Thursday, April 2, 2009

EC Decides Not to Challenge MasterCard's Cross-Border Fees, For Now, and Then Issues a Statement of Objections to Visa


Update: Within days of its tentative deal withMasterCard, the EC issued a statement of objections to Visa, stating the Commission's tentative conclusion that Visa's unilaterally set multi-lateral interchange fees restrain competition without providing technological or economic benefits to consumers.

EU Competition Commissioner Neelie Kroes announced that the EC will not pursue MasterCard for failing to comply with a 2007 Commission decision that the card network's cross-border multilateral interchange fees constituted a restrictive business practice.

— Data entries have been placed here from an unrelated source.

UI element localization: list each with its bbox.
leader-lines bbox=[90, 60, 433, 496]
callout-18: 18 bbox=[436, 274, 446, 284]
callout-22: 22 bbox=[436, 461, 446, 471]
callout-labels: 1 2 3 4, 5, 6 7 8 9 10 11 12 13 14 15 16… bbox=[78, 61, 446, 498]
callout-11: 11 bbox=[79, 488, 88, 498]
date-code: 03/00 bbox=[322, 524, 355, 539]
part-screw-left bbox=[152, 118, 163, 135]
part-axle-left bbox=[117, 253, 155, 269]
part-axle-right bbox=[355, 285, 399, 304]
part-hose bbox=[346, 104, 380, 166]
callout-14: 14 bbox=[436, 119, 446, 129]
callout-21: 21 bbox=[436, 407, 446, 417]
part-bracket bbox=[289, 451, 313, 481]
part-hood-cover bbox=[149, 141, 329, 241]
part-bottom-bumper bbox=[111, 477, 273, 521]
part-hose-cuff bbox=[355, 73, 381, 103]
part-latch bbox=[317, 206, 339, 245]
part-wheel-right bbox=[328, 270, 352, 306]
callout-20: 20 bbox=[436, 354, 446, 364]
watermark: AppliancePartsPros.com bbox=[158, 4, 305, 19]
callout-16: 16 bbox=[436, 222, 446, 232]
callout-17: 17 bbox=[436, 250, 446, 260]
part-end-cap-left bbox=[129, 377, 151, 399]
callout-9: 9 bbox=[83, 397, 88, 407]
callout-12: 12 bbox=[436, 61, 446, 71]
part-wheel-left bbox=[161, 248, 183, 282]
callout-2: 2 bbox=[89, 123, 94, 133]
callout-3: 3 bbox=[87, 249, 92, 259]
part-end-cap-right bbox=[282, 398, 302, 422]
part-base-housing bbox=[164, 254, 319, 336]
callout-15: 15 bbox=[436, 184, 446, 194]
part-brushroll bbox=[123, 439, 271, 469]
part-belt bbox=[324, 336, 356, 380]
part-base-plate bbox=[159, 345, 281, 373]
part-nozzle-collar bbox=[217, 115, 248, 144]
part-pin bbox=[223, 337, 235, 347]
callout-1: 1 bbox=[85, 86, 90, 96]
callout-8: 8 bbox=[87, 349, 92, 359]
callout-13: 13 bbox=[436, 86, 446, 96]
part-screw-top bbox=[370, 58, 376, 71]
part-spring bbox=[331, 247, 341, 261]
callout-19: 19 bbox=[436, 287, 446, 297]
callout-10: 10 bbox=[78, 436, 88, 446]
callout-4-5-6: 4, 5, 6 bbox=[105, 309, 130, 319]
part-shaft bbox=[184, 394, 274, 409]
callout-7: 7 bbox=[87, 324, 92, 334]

After repealing its cross border fees in June 2008, MasterCard increased other fees in October of that year, raising the Commission's concerns. Recently, however, MasterCard has agreed to implement a new fee methodology that is expected to substantially reduce average weighted cross-border interchange fee levels compared with those that the EC previously found to be in breach of EU antitrust rules.


Although Commissioner Kroes hailed the new methodology, arguing that "[t]his will mean lower charges for retailers accepting payment cards, which should in turn be passed on to consumers," some merchant representatives characterized the compromise as "appauling."

MasterCard's agreement was conditioned on the EC's decision not to pursue fines against it for failure to comply with the Commission's earlier decision. MasterCard also maintained that these lower fees are actually too low to support sustainable competition, and thus should be viewed as temporary while it continues to pursue its appeal of the Commission's 2007 decision in the European Court of First Instance.



For its part, the Commission cautioned that the EC will continue to monitor the implementation of the new methodology to ensure that it has the anticipated fee reducing effect. Commissioner Kroes also emphasized that the Commission would continue to investigate Visa, which currently has fees that are twice the level of MasterCard's new fees. "I have no intention," Kroes explained, of "allow[ing] Visa to benefit at the expense of MasterCard."



Interestingly, the Commission seems to be more interested in fee levels than it does with ensuring that fees are set competitively. Despite lowering their fees recently, MasterCard and Visa have maintained the long standing percentage based fee structure. EuroCommerce lobbiest Xavier Durieu contends that a truly competitive interchange fee could be less than a fixed €0.05 per transaction, substantially less than even MasterCard's new fees for all but the smallest transactions.



It will be interesting to see how, if at all, the EC's approach is cited in the on-going multi-district interchange fee litigation in the U.S.